Now the Silent mode on this camera is what really sets it apart from the rest of the rabble. Officially the silent mode only came on some of the cameras, as there was talk of copyright infringement, but the mode is on all of the cameras, you just need to find it through the arcane menu system. When operated the Hexar is more than just quiet, it is barely noticeable, you many even think that you have not taken a shot, as the auto focus, shutter and film advance are all covered by the silent mode. If you have ever shot a Leica then you know how quiet cameras can be, but this thing even trumps them.

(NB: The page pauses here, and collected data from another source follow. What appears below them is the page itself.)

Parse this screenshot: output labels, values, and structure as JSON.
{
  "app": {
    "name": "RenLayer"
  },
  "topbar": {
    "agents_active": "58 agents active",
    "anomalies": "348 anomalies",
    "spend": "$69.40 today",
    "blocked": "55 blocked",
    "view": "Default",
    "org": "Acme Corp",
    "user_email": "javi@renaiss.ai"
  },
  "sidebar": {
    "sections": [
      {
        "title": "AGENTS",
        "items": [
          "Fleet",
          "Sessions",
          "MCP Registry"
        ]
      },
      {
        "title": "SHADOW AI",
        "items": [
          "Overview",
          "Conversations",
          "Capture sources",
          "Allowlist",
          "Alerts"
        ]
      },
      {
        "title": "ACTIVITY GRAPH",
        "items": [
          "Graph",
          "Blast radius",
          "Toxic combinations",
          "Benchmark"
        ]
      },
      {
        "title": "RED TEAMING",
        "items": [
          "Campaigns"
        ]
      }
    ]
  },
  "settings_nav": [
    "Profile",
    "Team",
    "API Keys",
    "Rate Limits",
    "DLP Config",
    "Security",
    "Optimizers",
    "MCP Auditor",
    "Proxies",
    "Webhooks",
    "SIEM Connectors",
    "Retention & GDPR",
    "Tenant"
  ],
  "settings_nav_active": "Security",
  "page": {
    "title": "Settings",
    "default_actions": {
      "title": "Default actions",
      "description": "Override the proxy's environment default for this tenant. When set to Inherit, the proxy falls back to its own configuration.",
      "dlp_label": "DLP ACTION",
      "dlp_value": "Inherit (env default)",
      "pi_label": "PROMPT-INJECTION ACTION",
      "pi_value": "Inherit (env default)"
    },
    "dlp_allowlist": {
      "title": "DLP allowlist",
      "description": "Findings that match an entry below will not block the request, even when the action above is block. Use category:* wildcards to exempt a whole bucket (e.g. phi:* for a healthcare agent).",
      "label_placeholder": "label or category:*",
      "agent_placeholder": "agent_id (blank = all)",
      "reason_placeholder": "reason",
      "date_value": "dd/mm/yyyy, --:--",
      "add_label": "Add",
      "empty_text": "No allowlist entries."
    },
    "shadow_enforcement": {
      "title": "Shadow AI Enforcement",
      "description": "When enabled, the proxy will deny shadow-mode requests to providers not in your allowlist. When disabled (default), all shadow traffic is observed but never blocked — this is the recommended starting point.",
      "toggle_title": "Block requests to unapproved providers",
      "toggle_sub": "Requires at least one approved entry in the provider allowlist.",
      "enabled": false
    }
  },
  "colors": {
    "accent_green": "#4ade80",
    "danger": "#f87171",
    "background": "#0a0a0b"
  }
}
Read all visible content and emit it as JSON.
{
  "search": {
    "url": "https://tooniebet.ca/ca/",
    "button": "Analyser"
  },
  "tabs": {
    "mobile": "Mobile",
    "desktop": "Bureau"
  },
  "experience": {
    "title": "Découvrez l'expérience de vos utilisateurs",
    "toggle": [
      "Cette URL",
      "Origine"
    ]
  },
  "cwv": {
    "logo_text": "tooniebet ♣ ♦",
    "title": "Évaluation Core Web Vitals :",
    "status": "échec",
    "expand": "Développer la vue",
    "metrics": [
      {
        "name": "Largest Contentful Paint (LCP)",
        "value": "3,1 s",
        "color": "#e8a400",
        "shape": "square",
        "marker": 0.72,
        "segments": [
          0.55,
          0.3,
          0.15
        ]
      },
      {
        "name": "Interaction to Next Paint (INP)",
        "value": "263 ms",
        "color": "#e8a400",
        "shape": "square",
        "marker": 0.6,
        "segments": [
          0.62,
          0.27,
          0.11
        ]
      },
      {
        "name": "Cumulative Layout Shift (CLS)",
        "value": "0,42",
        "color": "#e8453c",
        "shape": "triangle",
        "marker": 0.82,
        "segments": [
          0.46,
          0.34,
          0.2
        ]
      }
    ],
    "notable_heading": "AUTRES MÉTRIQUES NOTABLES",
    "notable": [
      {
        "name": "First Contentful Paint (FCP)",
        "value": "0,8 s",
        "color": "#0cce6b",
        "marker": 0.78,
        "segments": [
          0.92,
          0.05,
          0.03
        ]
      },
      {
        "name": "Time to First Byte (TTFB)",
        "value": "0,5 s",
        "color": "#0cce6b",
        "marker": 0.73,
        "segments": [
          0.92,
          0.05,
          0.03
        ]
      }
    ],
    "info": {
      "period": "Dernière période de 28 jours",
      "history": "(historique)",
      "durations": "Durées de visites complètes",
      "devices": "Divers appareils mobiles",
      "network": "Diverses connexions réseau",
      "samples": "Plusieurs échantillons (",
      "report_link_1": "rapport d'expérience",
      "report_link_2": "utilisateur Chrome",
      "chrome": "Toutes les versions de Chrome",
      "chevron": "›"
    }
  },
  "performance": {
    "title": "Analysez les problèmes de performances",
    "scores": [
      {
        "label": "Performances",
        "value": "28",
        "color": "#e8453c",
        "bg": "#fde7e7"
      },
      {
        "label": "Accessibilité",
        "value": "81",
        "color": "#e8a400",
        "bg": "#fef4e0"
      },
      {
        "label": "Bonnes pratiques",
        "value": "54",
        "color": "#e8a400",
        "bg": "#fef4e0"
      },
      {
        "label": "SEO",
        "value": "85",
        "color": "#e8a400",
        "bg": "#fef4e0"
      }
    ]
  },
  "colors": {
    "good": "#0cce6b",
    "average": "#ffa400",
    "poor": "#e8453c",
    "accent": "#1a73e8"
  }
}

Resplendent in their finery
The Hexar was officially released in several models, the most common being the black and the silver versions. There was also a ‘classic’ silver version released, to commemorate 120 years of camera manufacture by Konica, this one is as rare as rocking horse poop, as only 2000 were made. If your silver one says ‘classic’ on the top, then keep it and let no-one have it.
There was also a gold Hexar released for the same occasion, though only 500 were made and it is highly unlikely that they were used. Again, this is a case of if you have it, keep it.
One production sample that found its way onto the market was the Rhodium finish, which has a slightly pinkish hue (you can see it in the pictures). This camera was sometimes called the Titanium in some markets, but that label is incorrect as Rhodium and Titanium are completely different metals.
Unofficially there were a couple of models that were ‘released’ (by that I mean they were samples that found their way out of the factory). The brown leather finish black model, that you can see in these pictures was never officially made available for retail, but some pieces were passed to retailers to gauge customer response. Also the Hexar Half Frame found its way out onto the market. There was an official Half Frame RF, but never an AF, or so it is said, but I have seen one here in Japan with my very own eyes.
Now after all of this there is a downpoint to this camera, and it is a rather glaring one if you ask me…It has a maximum shutter speed of 1/250th of a second! Oooer blimey, that is pretty restrictive, but different folks like different strokes, so I am sure it makes plenty of people happy.
So that is it….Oh wait, one more thing. A lot of people think that you can no longer get this camera serviced or repaired. That is not true, not true at all. You can still get it done in Japan by Konica themselves. If you have a Hexar that is buggered, then drop me a line and we can work out how to get it back to you all shiny and working.
There you go, the Hexar, the quietest and possible most un-compact compact camera ever made.